CEOs have had to pivot their business strategies to face into many uncertainties brought by the pandemic, and now they are looking to move their plans from resilience to expansion as the economy bounces back
Jon Holt, KPMG UK chief executive
The findings come amid a mounting supply chain crisis in the UK, caused by a lorry driver shortage, the pandemic and Brexit.
The problems are leaving supermarket shelves increasingly bare and impacting sectors from retail and restaurants to house building and DIY.
The KPMG 2021 CEO Outlook showed 56% of chief executives globally – including 59% in the UK – say their business supply chain has been under increased stress since the start of the Covid-19 crisis.
Nearly a fifth of bosses worldwide (19%) are planning to mitigate the impact by “onshoring” more of their supply chain, with 16% of UK business leaders saying they would be boosting British supply over the next three years.
Almost one in three (30%) of global chief executives and 26% of UK bosses said they would be diversifying sources of input, by adding new locations to make their supply chains more resilient.
The poll of more than 1,300 global chief executives – including 150 in the UK – also highlighted the shift towards growth as the global economy bounces back from the pandemic.
In total 87% say they are ready to make an acquisition in the next three years.
The unfolding climate and societal crises have made it clear that we need to change our ways and work together
Bill Thomas, KPMG global chairman
And those planning to cut their organisation’s physical footprint has dropped dramatically from 69% last August to 21% worldwide in the latest survey – and even lower in the UK, at 14%.
Jon Holt, chief executive of KPMG in the UK, said: “After a difficult 18 months, it’s encouraging to see CEOs in the UK and globally thinking about growth and investment for the future with renewed confidence and optimism.
“CEOs have had to pivot their business strategies to face into many uncertainties brought by the pandemic, and now they are looking to move their plans from resilience to expansion as the economy bounces back.”
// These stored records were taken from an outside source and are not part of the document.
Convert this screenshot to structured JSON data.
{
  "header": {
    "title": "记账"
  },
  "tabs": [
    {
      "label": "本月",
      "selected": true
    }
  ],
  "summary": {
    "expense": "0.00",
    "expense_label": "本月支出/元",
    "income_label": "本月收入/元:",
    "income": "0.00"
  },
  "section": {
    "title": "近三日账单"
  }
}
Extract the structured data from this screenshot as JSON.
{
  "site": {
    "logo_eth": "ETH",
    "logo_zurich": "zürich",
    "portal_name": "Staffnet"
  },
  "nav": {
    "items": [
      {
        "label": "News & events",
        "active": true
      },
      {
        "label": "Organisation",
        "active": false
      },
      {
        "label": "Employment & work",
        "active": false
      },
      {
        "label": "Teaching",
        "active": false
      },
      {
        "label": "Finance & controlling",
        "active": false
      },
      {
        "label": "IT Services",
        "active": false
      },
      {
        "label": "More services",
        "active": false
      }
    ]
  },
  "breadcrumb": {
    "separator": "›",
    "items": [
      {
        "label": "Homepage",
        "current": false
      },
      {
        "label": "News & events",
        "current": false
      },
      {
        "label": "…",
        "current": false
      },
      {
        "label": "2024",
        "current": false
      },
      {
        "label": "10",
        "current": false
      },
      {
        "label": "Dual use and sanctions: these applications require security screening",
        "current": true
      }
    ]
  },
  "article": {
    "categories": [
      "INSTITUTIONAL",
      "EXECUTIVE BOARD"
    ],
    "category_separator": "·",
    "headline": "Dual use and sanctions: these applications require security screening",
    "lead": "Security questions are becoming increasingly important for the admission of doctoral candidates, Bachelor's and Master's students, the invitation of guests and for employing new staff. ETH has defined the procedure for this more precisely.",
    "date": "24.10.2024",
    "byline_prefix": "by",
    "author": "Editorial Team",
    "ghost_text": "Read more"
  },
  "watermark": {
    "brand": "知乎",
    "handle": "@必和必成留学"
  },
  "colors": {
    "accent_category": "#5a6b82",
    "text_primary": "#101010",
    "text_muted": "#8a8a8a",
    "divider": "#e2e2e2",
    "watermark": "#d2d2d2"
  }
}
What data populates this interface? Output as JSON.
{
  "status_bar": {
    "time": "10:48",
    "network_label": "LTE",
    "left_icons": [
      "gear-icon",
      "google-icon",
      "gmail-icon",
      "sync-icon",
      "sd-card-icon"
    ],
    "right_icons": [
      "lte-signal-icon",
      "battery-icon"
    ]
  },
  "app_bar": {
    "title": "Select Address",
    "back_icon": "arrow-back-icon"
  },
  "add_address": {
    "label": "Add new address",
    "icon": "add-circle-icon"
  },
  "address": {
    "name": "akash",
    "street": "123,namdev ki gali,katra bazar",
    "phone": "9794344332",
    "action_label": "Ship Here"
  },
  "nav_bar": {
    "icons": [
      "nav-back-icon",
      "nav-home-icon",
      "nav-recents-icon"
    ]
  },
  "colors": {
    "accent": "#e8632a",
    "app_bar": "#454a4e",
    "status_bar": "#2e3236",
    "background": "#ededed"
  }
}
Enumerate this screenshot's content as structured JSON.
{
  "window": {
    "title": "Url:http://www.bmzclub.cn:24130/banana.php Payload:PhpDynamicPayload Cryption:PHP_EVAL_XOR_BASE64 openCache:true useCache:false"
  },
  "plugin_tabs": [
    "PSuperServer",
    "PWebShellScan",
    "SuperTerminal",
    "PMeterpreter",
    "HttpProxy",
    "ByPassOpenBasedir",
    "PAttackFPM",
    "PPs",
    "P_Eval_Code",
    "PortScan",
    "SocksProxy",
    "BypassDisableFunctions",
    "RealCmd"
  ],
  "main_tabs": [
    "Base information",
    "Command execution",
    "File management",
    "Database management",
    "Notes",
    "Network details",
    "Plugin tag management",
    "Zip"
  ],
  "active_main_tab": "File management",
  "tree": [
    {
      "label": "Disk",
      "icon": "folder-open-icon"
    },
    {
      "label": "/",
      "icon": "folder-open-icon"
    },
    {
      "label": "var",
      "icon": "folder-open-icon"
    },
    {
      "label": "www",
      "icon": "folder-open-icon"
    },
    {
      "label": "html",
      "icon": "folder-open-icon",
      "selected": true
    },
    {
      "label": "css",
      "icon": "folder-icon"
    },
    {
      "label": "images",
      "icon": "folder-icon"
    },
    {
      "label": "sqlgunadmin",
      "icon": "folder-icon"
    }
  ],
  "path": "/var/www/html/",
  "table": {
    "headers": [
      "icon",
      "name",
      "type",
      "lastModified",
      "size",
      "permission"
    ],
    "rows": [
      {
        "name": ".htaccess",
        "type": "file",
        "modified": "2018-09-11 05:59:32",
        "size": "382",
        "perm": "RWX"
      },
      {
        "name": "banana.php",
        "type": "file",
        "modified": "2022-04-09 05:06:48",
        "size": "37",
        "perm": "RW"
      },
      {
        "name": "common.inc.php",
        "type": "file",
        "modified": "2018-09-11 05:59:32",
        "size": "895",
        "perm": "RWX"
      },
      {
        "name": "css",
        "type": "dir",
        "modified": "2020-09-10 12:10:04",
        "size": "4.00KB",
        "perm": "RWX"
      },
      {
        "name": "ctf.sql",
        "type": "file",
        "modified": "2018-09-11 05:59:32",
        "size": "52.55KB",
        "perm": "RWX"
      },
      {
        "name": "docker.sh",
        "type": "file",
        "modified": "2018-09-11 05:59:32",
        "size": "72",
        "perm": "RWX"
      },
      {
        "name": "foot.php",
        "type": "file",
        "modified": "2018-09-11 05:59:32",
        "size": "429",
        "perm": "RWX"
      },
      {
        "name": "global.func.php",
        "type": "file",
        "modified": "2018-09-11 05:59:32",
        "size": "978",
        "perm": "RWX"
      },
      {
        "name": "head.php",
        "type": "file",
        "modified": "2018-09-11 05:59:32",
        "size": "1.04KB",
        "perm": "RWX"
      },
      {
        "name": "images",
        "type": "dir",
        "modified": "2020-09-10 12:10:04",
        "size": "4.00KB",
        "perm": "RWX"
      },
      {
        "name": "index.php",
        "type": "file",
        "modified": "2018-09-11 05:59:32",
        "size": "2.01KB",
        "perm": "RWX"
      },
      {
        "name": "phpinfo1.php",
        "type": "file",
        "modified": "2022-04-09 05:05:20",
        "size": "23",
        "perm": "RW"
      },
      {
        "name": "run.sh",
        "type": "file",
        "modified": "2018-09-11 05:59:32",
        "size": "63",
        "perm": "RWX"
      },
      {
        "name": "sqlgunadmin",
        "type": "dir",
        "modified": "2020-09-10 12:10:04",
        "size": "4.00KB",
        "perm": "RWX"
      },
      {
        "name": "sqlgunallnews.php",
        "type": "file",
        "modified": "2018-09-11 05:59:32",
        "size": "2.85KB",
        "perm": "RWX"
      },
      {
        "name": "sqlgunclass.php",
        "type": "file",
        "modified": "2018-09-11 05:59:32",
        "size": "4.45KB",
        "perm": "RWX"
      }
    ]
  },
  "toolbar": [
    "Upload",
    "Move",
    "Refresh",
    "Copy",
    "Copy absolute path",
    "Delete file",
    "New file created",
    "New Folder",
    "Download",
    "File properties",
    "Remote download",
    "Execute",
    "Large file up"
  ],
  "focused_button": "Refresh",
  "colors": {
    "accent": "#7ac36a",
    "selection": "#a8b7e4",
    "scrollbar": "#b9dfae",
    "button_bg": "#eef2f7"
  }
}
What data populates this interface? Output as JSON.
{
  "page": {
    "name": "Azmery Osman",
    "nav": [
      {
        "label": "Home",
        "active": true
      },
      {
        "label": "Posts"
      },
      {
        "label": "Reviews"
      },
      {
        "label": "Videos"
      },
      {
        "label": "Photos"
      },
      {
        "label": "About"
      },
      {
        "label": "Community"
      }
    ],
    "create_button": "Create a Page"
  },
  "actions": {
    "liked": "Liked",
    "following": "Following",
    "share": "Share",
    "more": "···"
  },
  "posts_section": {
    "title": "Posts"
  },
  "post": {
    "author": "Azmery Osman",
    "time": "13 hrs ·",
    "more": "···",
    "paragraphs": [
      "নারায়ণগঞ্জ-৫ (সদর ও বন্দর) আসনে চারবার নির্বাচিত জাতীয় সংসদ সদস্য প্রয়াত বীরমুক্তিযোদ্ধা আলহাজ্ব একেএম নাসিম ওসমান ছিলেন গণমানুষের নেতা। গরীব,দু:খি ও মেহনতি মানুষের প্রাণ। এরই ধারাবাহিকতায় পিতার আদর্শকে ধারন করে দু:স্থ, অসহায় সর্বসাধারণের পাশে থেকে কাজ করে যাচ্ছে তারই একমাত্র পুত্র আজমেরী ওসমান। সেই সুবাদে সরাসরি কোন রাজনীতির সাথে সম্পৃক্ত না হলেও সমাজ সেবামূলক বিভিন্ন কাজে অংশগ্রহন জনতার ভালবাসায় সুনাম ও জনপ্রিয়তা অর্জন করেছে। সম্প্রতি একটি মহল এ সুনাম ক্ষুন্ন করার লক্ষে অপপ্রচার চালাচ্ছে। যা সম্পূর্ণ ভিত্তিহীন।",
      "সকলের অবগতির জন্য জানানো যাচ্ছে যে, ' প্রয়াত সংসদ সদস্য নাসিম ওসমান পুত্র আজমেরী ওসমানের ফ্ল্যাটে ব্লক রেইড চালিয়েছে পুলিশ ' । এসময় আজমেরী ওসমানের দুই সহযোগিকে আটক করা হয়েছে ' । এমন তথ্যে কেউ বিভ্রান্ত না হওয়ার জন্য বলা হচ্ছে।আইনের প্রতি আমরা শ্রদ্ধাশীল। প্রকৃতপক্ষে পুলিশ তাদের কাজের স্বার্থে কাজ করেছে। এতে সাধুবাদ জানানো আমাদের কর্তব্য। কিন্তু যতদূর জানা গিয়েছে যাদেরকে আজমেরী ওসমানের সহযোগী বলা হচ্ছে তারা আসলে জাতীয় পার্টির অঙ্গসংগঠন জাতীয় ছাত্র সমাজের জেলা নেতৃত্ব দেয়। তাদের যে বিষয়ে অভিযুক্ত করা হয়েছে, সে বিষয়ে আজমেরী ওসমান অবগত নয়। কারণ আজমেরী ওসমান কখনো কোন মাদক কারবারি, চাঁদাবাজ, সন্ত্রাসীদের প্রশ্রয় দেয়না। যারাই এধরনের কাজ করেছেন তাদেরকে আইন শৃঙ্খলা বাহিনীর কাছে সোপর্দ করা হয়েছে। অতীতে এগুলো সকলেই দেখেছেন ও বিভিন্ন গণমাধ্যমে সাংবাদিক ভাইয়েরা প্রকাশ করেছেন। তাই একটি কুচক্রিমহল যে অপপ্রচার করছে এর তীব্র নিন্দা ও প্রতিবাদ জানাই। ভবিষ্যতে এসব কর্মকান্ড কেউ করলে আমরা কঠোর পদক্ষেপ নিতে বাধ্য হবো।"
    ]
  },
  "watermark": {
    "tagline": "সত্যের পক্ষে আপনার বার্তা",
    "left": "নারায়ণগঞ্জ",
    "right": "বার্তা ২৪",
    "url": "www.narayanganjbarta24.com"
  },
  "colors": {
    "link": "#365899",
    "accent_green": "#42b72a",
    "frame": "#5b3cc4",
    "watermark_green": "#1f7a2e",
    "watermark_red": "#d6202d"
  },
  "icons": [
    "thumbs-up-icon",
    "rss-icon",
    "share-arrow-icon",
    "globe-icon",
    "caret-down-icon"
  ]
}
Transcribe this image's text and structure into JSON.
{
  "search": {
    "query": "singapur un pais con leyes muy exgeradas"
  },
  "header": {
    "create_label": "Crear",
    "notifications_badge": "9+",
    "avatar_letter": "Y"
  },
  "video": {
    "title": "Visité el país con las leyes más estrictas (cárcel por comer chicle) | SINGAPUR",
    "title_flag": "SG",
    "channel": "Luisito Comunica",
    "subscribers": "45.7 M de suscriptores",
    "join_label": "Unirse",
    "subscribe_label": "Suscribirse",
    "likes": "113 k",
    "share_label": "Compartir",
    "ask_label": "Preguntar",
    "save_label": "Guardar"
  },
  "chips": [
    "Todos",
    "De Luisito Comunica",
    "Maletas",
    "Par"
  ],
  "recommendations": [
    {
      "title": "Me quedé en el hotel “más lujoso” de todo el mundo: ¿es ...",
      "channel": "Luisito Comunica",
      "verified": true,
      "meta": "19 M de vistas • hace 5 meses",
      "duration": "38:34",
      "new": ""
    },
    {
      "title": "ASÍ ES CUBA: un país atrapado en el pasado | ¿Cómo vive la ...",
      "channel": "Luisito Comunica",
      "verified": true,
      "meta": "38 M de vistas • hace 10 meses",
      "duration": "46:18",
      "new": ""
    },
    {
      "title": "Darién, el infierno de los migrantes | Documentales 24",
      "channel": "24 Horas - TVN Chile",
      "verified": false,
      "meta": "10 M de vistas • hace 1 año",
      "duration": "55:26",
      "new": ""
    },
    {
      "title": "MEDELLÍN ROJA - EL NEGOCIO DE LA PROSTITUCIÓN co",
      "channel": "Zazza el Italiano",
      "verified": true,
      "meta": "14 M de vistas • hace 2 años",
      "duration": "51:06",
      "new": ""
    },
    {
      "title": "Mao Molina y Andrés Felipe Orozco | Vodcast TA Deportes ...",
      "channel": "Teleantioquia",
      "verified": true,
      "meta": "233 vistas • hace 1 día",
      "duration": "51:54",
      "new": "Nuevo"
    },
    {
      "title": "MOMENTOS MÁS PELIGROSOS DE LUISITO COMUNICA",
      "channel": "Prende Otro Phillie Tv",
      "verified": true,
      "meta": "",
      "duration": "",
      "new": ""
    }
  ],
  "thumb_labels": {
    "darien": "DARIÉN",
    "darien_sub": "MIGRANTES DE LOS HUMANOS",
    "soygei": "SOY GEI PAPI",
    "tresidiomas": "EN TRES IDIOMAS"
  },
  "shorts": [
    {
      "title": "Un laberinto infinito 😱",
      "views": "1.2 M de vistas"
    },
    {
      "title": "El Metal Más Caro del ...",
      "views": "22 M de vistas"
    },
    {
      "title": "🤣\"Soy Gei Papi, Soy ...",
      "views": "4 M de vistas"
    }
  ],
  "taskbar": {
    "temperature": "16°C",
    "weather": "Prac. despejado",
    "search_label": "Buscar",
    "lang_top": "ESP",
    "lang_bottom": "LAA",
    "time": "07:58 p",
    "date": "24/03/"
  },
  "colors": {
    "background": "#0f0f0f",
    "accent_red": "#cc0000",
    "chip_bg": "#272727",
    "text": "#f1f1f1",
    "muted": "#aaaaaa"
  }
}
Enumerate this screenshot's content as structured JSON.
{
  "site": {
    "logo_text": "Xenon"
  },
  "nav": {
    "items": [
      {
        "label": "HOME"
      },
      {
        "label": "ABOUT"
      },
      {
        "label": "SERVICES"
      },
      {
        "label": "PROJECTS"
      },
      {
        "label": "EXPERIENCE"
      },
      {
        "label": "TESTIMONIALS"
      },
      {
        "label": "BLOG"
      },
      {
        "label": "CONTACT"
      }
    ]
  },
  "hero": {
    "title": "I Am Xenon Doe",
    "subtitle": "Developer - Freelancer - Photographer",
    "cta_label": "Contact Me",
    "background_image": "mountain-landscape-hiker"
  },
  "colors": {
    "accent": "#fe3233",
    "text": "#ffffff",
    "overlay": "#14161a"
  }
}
The survey highlighted the changes to work culture due to the pandemic, with 37% putting in place a hybrid model where staff can typically work remotely for two or three days a week.
More than half – 51% – are also investing in shared office space, up from 14% in the January/February survey.
Another key area flagged in the study is the growing importance of environmental issues, with 35% of UK bosses planning to invest more than 10% of their revenues towards sustainability measures and programmes over the next few years.
Bill Thomas, global chairman and chief executive of KPMG, said: “CEOs are increasingly putting ESG (environmental, social, and governance) at the heart of their recovery and long-term growth strategies.
“The unfolding climate and societal crises have made it clear that we need to change our ways and work together.”